Mme Salika Wenger (EAG). Chers collègues, je pense qu'il est inutile de dire à qui que ce soit pourquoi, ce soir, je serai extrêmement véhémente par rapport à l'objet que nous sommes en train de traiter. Le dépistage de cette maladie n'est pas un luxe, c'est une nécessité ! Même si nous sommes tous d'accord pour dire que tout le travail qui se fait en amont et le soutien à la recherche sont indispensables, il n'empêche que la gratuité de ce dépistage pourrait effectivement empêcher des infections en chaîne ! Parce qu'en fait c'est comme ça que ça se passe: ne se sachant pas contaminé, on peut transmettre la maladie à quelqu'un d'autre, qui la donnera à un autre, qui la donnera à un autre. Il faut absolument que ce dépistage soit non seulement gratuit, qu'il y ait une très bonne information à cet égard, mais qu'il y ait divers lieux, dans notre ville, où les gens puissent se faire tester ! Et je ne vois pas et ne comprends pas, même si c'est un problème financier, comment il est possible de refuser quelque chose d'aussi important et qui représente un aussi grand danger pour notre société ! On parle de dépistage, on n'est pas en train de demander de créer un vaccin ! On demande que les gens puissent savoir s'ils sont infectés ou non et peut-être... (Brouhaha. Le président agite la cloche.) ...de cette manière-là, empêcher que d'autres le soient ! Pour moi, la gratuité est donc incontournable ! (Applaudissements.)
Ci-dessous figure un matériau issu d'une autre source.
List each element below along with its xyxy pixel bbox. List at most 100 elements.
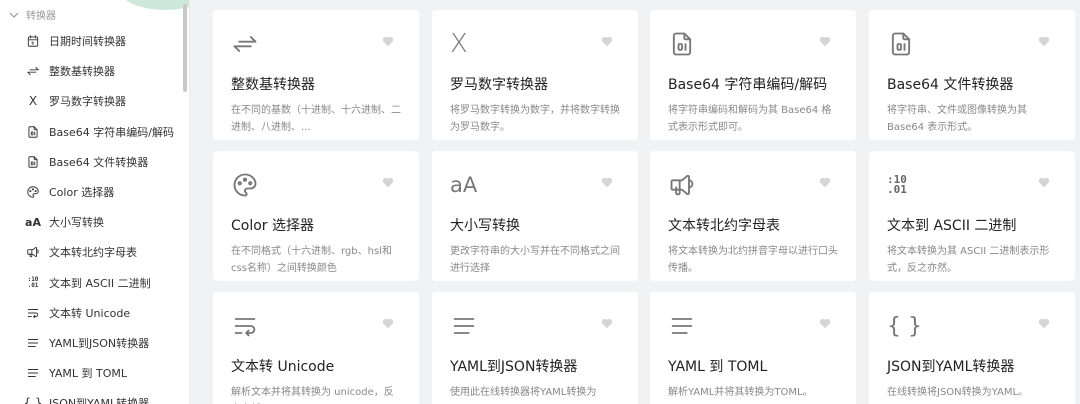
sidebar-item[interactable]: { } JSON到YAML转换器 xyxy=(0,388,182,404)
sidebar-item[interactable]: 日期时间转换器 xyxy=(0,26,182,56)
sidebar-section-title: 转换器 xyxy=(26,11,56,22)
heart-icon[interactable] xyxy=(600,316,614,330)
tool-card-description: 解析YAML并将其转换为TOML。 xyxy=(668,387,813,398)
heart-icon[interactable] xyxy=(818,34,832,48)
align-justified-icon xyxy=(450,310,620,342)
tool-card-description: 解析文本并将其转换为 unicode，反之亦然 xyxy=(231,387,394,398)
tool-card-description: 在不同的基数（十进制、十六进制、二进制、八进制、... xyxy=(231,105,401,133)
file-digit-icon xyxy=(26,155,40,169)
braces-icon: { } xyxy=(23,396,43,404)
sidebar-item[interactable]: Base64 字符串编码/解码 xyxy=(0,117,182,147)
sidebar-item-label: Color 选择器 xyxy=(49,186,115,200)
tool-card[interactable]: Color 选择器 在不同格式（十六进制、rgb、hsl和css名称）之间转换颜色 xyxy=(213,151,419,281)
tool-card-title: Base64 字符串编码/解码 xyxy=(668,77,828,93)
align-justified-icon xyxy=(668,310,838,342)
sidebar-item-label: 整数基转换器 xyxy=(49,65,115,79)
palette-icon xyxy=(231,169,401,201)
heart-icon[interactable] xyxy=(1037,316,1051,330)
tool-card-description: 将字符串、文件或图像转换为其 Base64 表示形式。 xyxy=(887,105,1027,133)
binary-icon: :10.01 xyxy=(27,276,39,289)
sidebar-item[interactable]: X 罗马数字转换器 xyxy=(0,86,182,116)
text-wrap-icon xyxy=(231,310,401,342)
arrows-exchange-icon xyxy=(26,64,40,78)
heart-icon[interactable] xyxy=(1037,175,1051,189)
tool-card-title: 文本转北约字母表 xyxy=(668,218,780,234)
sidebar-item[interactable]: 文本转北约字母表 xyxy=(0,237,182,267)
sidebar-item-label: 文本转北约字母表 xyxy=(49,246,137,260)
tool-card[interactable]: 整数基转换器在不同的基数（十进制、十六进制、二进制、八进制、... xyxy=(213,10,419,140)
tool-card[interactable]: Base64 文件转换器将字符串、文件或图像转换为其 Base64 表示形式。 xyxy=(869,10,1075,140)
heart-icon[interactable] xyxy=(381,34,395,48)
sidebar-item-label: YAML 到 TOML xyxy=(49,367,127,381)
tool-card-title: Color 选择器 xyxy=(231,218,315,234)
heart-icon[interactable] xyxy=(381,316,395,330)
sidebar-list: 日期时间转换器 整数基转换器 X 罗马数字转换器 Base64 字符串编码/解码 Base… xyxy=(0,26,182,404)
sidebar-section-header[interactable]: 转换器 xyxy=(8,7,56,22)
file-digit-icon xyxy=(26,125,40,139)
sidebar-item[interactable]: Base64 文件转换器 xyxy=(0,147,182,177)
tool-card[interactable]: { } JSON到YAML转换器在线转换将JSON转换为YAML。 xyxy=(869,292,1075,404)
align-justified-icon xyxy=(26,366,40,380)
arrows-exchange-icon xyxy=(231,28,401,60)
tool-card-description: 在线转换将JSON转换为YAML。 xyxy=(887,387,1029,398)
tool-card[interactable]: 文本转 Unicode 解析文本并将其转换为 unicode，反之亦然 xyxy=(213,292,419,404)
sidebar-scrollbar[interactable] xyxy=(183,4,187,92)
speakerphone-icon xyxy=(26,245,40,259)
tool-card-description: 将文本转换为其 ASCII 二进制表示形式，反之亦然。 xyxy=(887,246,1050,274)
tool-card-description: 使用此在线转换器将YAML转换为JSON。 xyxy=(450,387,597,398)
sidebar-item-label: YAML到JSON转换器 xyxy=(49,336,150,350)
calendar-icon xyxy=(26,34,40,48)
heart-icon[interactable] xyxy=(818,316,832,330)
file-digit-icon xyxy=(887,28,1057,60)
sidebar-item[interactable]: Color 选择器 xyxy=(0,177,182,207)
tool-card[interactable]: aA 大小写转换 更改字符串的大小写并在不同格式之间进行选择 xyxy=(432,151,638,281)
tool-card-title: YAML到JSON转换器 xyxy=(450,359,578,375)
tool-card[interactable]: YAML到JSON转换器使用此在线转换器将YAML转换为JSON。 xyxy=(432,292,638,404)
heart-icon[interactable] xyxy=(381,175,395,189)
sidebar-item-label: 文本到 ASCII 二进制 xyxy=(49,276,151,290)
tool-card-description: 将罗马数字转换为数字，并将数字转换为罗马数字。 xyxy=(450,105,620,133)
tool-card-title: 整数基转换器 xyxy=(231,77,315,93)
tool-grid: 整数基转换器在不同的基数（十进制、十六进制、二进制、八进制、... X 罗马数字转换… xyxy=(190,0,1080,404)
sidebar-item-label: 大小写转换 xyxy=(49,216,104,230)
heart-icon[interactable] xyxy=(1037,34,1051,48)
heart-icon[interactable] xyxy=(600,175,614,189)
binary-icon: :10.01 xyxy=(887,173,907,196)
palette-icon xyxy=(26,185,40,199)
tool-card-description: 将字符串编码和解码为其 Base64 格式表示形式即可。 xyxy=(668,105,832,133)
tool-card-title: YAML 到 TOML xyxy=(668,359,768,375)
tool-card[interactable]: :10.01 文本到 ASCII 二进制将文本转换为其 ASCII 二进制表示形式… xyxy=(869,151,1075,281)
letter-case-icon: aA xyxy=(450,173,478,197)
sidebar-item[interactable]: :10.01 文本到 ASCII 二进制 xyxy=(0,268,182,298)
tool-card-title: 文本到 ASCII 二进制 xyxy=(887,218,1017,234)
tool-card[interactable]: YAML 到 TOML 解析YAML并将其转换为TOML。 xyxy=(650,292,856,404)
braces-icon: { } xyxy=(887,313,922,339)
sidebar-item-label: 文本转 Unicode xyxy=(49,306,131,320)
sidebar-item-label: JSON到YAML转换器 xyxy=(49,397,150,404)
sidebar-item[interactable]: YAML到JSON转换器 xyxy=(0,328,182,358)
file-digit-icon xyxy=(668,28,838,60)
tool-card-title: JSON到YAML转换器 xyxy=(887,359,1015,375)
sidebar-item-label: Base64 字符串编码/解码 xyxy=(49,125,174,139)
chevron-down-icon xyxy=(9,12,19,18)
tool-card-title: Base64 文件转换器 xyxy=(887,77,1014,93)
heart-icon[interactable] xyxy=(600,34,614,48)
sidebar-item[interactable]: 文本转 Unicode xyxy=(0,298,182,328)
tool-card[interactable]: X 罗马数字转换器将罗马数字转换为数字，并将数字转换为罗马数字。 xyxy=(432,10,638,140)
heart-icon[interactable] xyxy=(818,175,832,189)
sidebar-item-label: Base64 文件转换器 xyxy=(49,155,149,169)
sidebar-item[interactable]: 整数基转换器 xyxy=(0,56,182,86)
tool-card-description: 将文本转换为北约拼音字母以进行口头传播。 xyxy=(668,246,838,274)
tool-card-title: 罗马数字转换器 xyxy=(450,77,548,93)
sidebar-item-label: 日期时间转换器 xyxy=(49,35,126,49)
tool-card-title: 大小写转换 xyxy=(450,218,520,234)
sidebar-item[interactable]: aA 大小写转换 xyxy=(0,207,182,237)
roman-x-icon: X xyxy=(450,29,468,59)
tool-card[interactable]: 文本转北约字母表将文本转换为北约拼音字母以进行口头传播。 xyxy=(650,151,856,281)
sidebar-item[interactable]: YAML 到 TOML xyxy=(0,358,182,388)
sidebar-item-label: 罗马数字转换器 xyxy=(49,95,126,109)
decorative-blob xyxy=(120,0,189,10)
tool-card[interactable]: Base64 字符串编码/解码将字符串编码和解码为其 Base64 格式表示形式… xyxy=(650,10,856,140)
align-justified-icon xyxy=(26,336,40,350)
text-wrap-icon xyxy=(26,306,40,320)
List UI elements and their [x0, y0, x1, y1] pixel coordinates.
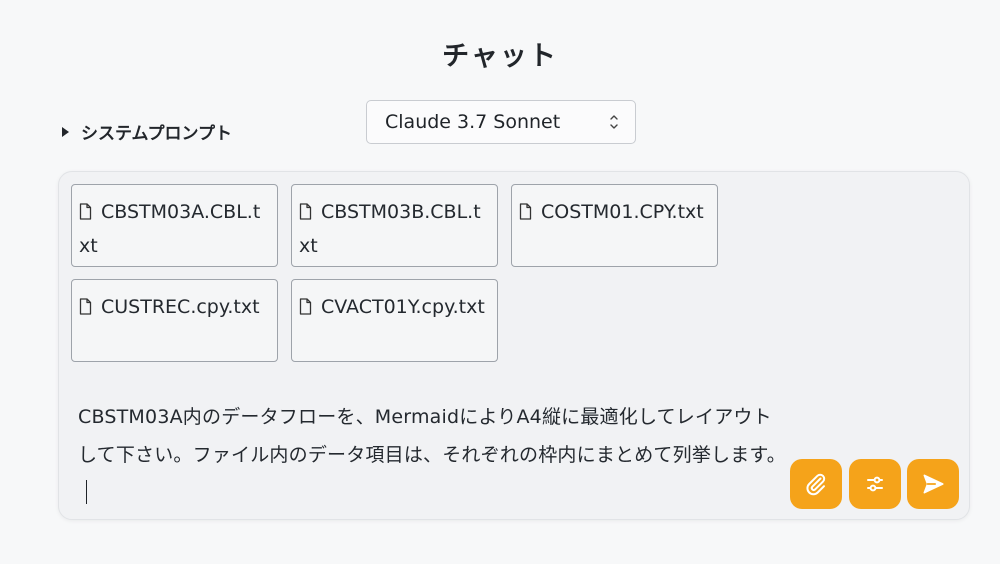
- sliders-icon: [867, 476, 883, 492]
- send-button[interactable]: [907, 459, 959, 509]
- attachment-chip[interactable]: CUSTREC.cpy.txt: [71, 279, 278, 362]
- attachment-name: CVACT01Y.cpy.txt: [321, 296, 485, 318]
- attachment-chip[interactable]: CBSTM03A.CBL.txt: [71, 184, 278, 267]
- attachment-name: CUSTREC.cpy.txt: [101, 296, 260, 318]
- system-prompt-label: システムプロンプト: [81, 124, 232, 144]
- file-icon: [79, 298, 92, 315]
- file-icon: [299, 298, 312, 315]
- file-icon: [79, 203, 92, 220]
- page-title: チャット: [442, 41, 558, 72]
- message-text: CBSTM03A内のデータフローを、MermaidによりA4縦に最適化してレイア…: [78, 406, 786, 466]
- model-select[interactable]: Claude 3.7 Sonnet: [366, 100, 636, 144]
- text-caret: [86, 480, 87, 504]
- system-prompt-toggle[interactable]: システムプロンプト: [62, 119, 232, 144]
- attachment-chip[interactable]: CVACT01Y.cpy.txt: [291, 279, 498, 362]
- send-icon: [923, 474, 944, 494]
- caret-right-icon: [62, 126, 69, 137]
- paperclip-icon: [806, 473, 826, 496]
- select-arrows-icon: [610, 115, 618, 129]
- attachment-chip[interactable]: CBSTM03B.CBL.txt: [291, 184, 498, 267]
- file-icon: [519, 203, 532, 220]
- chat-composer: CBSTM03A.CBL.txt CBSTM03B.CBL.txt COSTM0…: [58, 171, 970, 520]
- settings-button[interactable]: [849, 459, 901, 509]
- file-icon: [299, 203, 312, 220]
- attach-button[interactable]: [790, 459, 842, 509]
- attachment-name: CBSTM03B.CBL.txt: [299, 201, 481, 257]
- model-select-value: Claude 3.7 Sonnet: [385, 111, 561, 133]
- message-input[interactable]: CBSTM03A内のデータフローを、MermaidによりA4縦に最適化してレイア…: [78, 398, 788, 512]
- attachment-name: COSTM01.CPY.txt: [541, 201, 704, 223]
- attachment-name: CBSTM03A.CBL.txt: [79, 201, 261, 257]
- attachment-chip[interactable]: COSTM01.CPY.txt: [511, 184, 718, 267]
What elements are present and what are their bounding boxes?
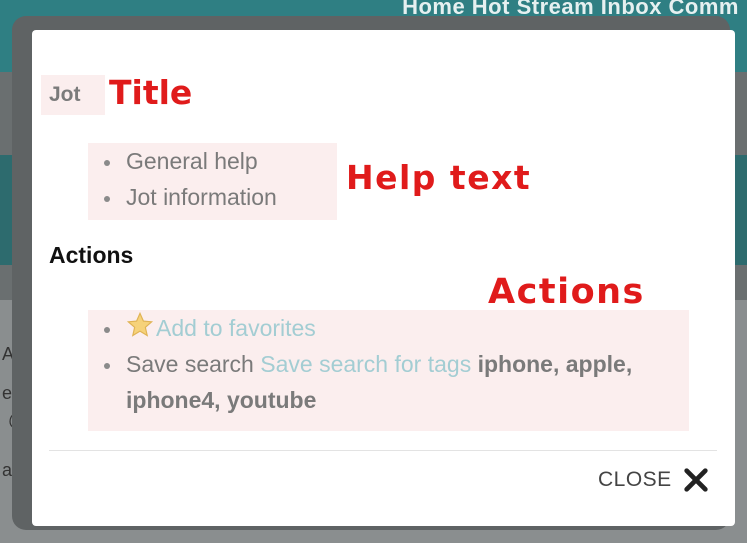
save-search-label: Save search — [126, 351, 254, 377]
close-button[interactable]: CLOSE — [598, 460, 710, 500]
annotation-title: Title — [109, 73, 193, 112]
actions-list: Add to favorites Save search Save search… — [96, 310, 686, 418]
save-search-link[interactable]: Save search for tags — [260, 351, 471, 377]
help-item-general[interactable]: General help — [96, 143, 277, 179]
footer-divider — [49, 450, 717, 451]
actions-heading: Actions — [49, 242, 134, 268]
annotation-actions: Actions — [488, 272, 645, 312]
star-icon[interactable] — [126, 311, 154, 339]
close-x-icon — [684, 468, 708, 492]
annotation-help-text: Help text — [346, 158, 532, 197]
screenshot-stage: Home Hot Stream Inbox Comm Ap ea @ ap Jo… — [0, 0, 747, 543]
action-item-favorites: Add to favorites — [96, 310, 686, 346]
add-to-favorites-link[interactable]: Add to favorites — [156, 315, 316, 341]
close-label: CLOSE — [598, 468, 672, 491]
action-item-save-search: Save search Save search for tags iphone,… — [96, 346, 686, 418]
help-list: General help Jot information — [96, 143, 277, 215]
modal-title: Jot — [41, 75, 105, 115]
help-item-jot-information[interactable]: Jot information — [96, 179, 277, 215]
jot-modal: Jot Title General help Jot information H… — [32, 30, 735, 526]
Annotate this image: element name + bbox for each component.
Mme Sarah Klopmann (Ve). Je ne vais pas répéter les raisons qui font que ce dépistage gratuit est nécessaire, mais j'aimerais ajouter que permettre le dépistage gratuit, ce n'est pas seulement permettre aux gens de se faire dépister sans dépenser de l'argent, c'est surtout encourager les gens à le faire. Cela montre que connaître son état de santé et se faire contrôler est quelque chose d'accessible, facile et normal. M. Romain de Sainte Marie nous suggérait tout à l'heure de refuser ce rapport, mais il n'a pas eu le temps de proposer que l'on renvoie simplement sa copie au Conseil d'Etat afin qu'il réfléchisse à nouveau et qu'il nous présente une autre réponse, que nous espérons plus conforme à la volonté du Grand Conseil ! (Applaudissements.)

Le président. Merci, Madame la députée. J'attire votre attention sur le fait que refuser le rapport équivaut à le renvoyer au Conseil d'Etat. C'est donc ce que je vais mettre aux voix.

Mis aux voix, le renvoi au Conseil d'Etat de son rapport sur la motion 2184 est adopté par 56 oui contre 6 non et 3 abstentions.

Le rapport du Conseil d'Etat sur la motion 2184 est donc refusé.